Venezia si mobilita per non perdere l’urlo di “Exodus”

Petizione per lo straordinario ciclo di Safet Zec allestito alla Pietà in occasione della Biennale 
Fermare l’esodo di “Exodus”. È, “Exodus”, il titolo del gigantesco ciclo pittorico che l’artista bosniaco Safet Zec ha dedicato al tema dolente dei migranti, ospitato sino a fine novembre a Venezia nella Chiesa della Pietà, come una delle mostre collaterali della Biennale Arti Visive, che si chiuderà domenica. I potenti teleri di Zec - tredici in tutto, realizzati in soli tre mesi all’inizio del 2017 dall’artista nel suo studio di San Francesco della Vigna - la sua figurazione quasi espressionista, richiamano fin dal titolo la dimensione biblica dell’esodo di centinaia di migliaia di migranti giunti in Europa, con una sorta di sacralità laica nella composizione. “Exodus” è composto da quattro sezioni pittoriche, unitarie e indivisibili: il trittico di Alan, il bimbo siriano morto su una spiaggia turca; quattro tele con corpi “portati” e “abbracciati”; la “barca”, ovvero lo zatterone dei naufraghi. E, infine, il “corpo appeso”, al singolare, ma in realtà due punti di vista dello stesso corpo che ne consentono una emozionante percezione tridimensionale. Un groviglio pittorico di abbracci estremi, mani che coprono volti lacerati, lacrime pietrificate, braccia e mani disperate tese fino allo spasimo, per aggrapparsi, per tentare di non soccombere, per chiedere aiuto, misericordia, accoglienza. Una testimonianza anche personale di un artista come Zec che ha vissuto la tragedia di un conflitto devastante e il dramma dello sradicamento, della fuga, dell’esilio, quando con la sua famiglia fu costretto ad abbandonare la Bosnia e la sua città, Sarajevo, dilaniate da una guerra fratricida. Una pittura materica, con un segno forte che guarda alla “lezione” figurativa dei grandi del passato, ma valorizzata da gesti molto meditati e tuttavia immediati: la tempera è stesa con il pennello ma anche con le mani e con gli stracci, come appunto fecero grandi pittori come Tiziano e Rembrandt. E la mostra, aperta dal 13 maggio, ha ottenuto un grandissimo successo di pubblico, con oltre mille visitatori al giorno, circa 160 mila complessivi.

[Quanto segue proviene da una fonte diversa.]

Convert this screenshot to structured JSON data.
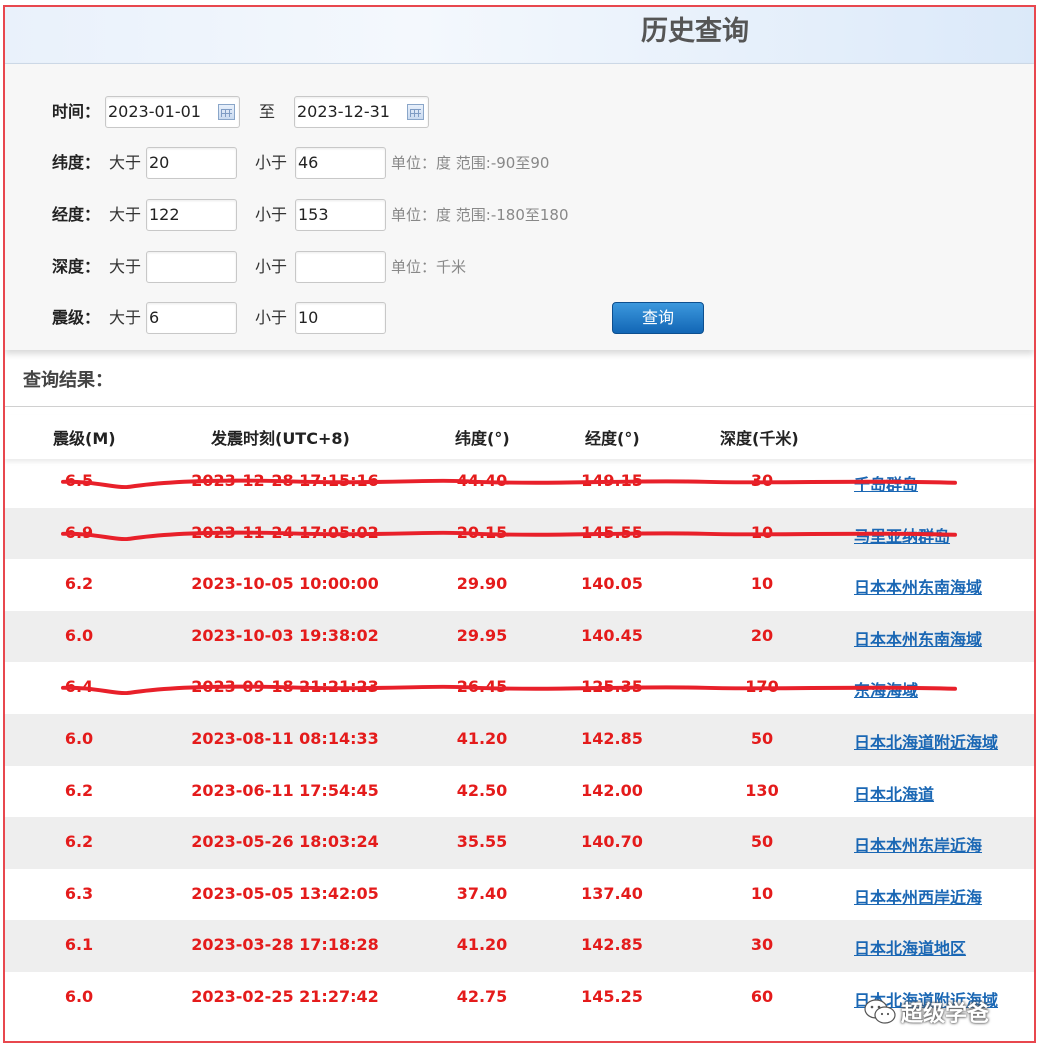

Ma a fine mese “Exodus” dovrebbe lasciare Venezia e il ciclo in qualche modo disperdersi. Ed è per questo che è nato in città un Comitato Exodus, fatto di amici ed estimatori di Safet Zec e del ciclo pittorico sul dramma dell’immigrazione, che vorrebbero restasse in permanenza a Venezia, possibilmente all’interno di uno spazio sacro. È già stata lanciata una petizione on line (http://chn.ge/2itveyE), che in poco tempo ha raccolto circa duecento adesioni.


«Scopo del Comitato» spiega l’architetto Giorgio Leandro, noto professionista veneziano amante dall’arte, che presiede il Comitato «è quello di promuovere la conoscenza del ciclo pittorico, agevolandone l’esposizione anche in altre prestigiose sedi, per poi ricercare appunto una sua definitiva ed adeguata collocazione, possibilmente a Venezia, per diventare un patrimonio permanentemente e liberamente visibile. Questo per l’altissimo valore artistico, civile e morale che pervade l’opera di Safet Zec, per il suo significato universale e per mantenerlo sempre unito evitandone la dispersione».


Sabato alle 11 nella Chiesa della Pietà ci sarà la presentazione pubblica dell’iniziativa, alla presenza - tra gli altri - del sindaco di Sarajevo, Abdulah Skaka.


Zec è tra l’altro l’autore della Pala della Deposizione della Chiesa del Gesù a Roma che fu svelata e benedetta da papa Francesco il 27 settembre 2014. Ha già esposto in una sua antologica qualche anno fa al museo Correr, curata dall’allora direttore dei Musei Civici Veneziano Giandomenico Romanelli, che è anche uno dei curatori di “Exodus”, E che parla per il pittore bosniaco di un «demone della pittura» che lo pervade. Safet Zec ha vissuto e lavorato a Belgrado fino al 1989. Nei primi anni Novanta è uno degli artisti più importanti del suo paese e lo rappresenta alle maggiori e più importanti esposizioni internazionali. Negli anni che seguono è di nuovo a Sarajevo, fino al 1992 quando a causa dalla guerra è costretto a lasciare il suo paese e arriva in Italia, prima a Udine e poi a Venezia, che diventa per lui una seconda patria.


Anche per questo “Exodus” dovrebbe restare qui.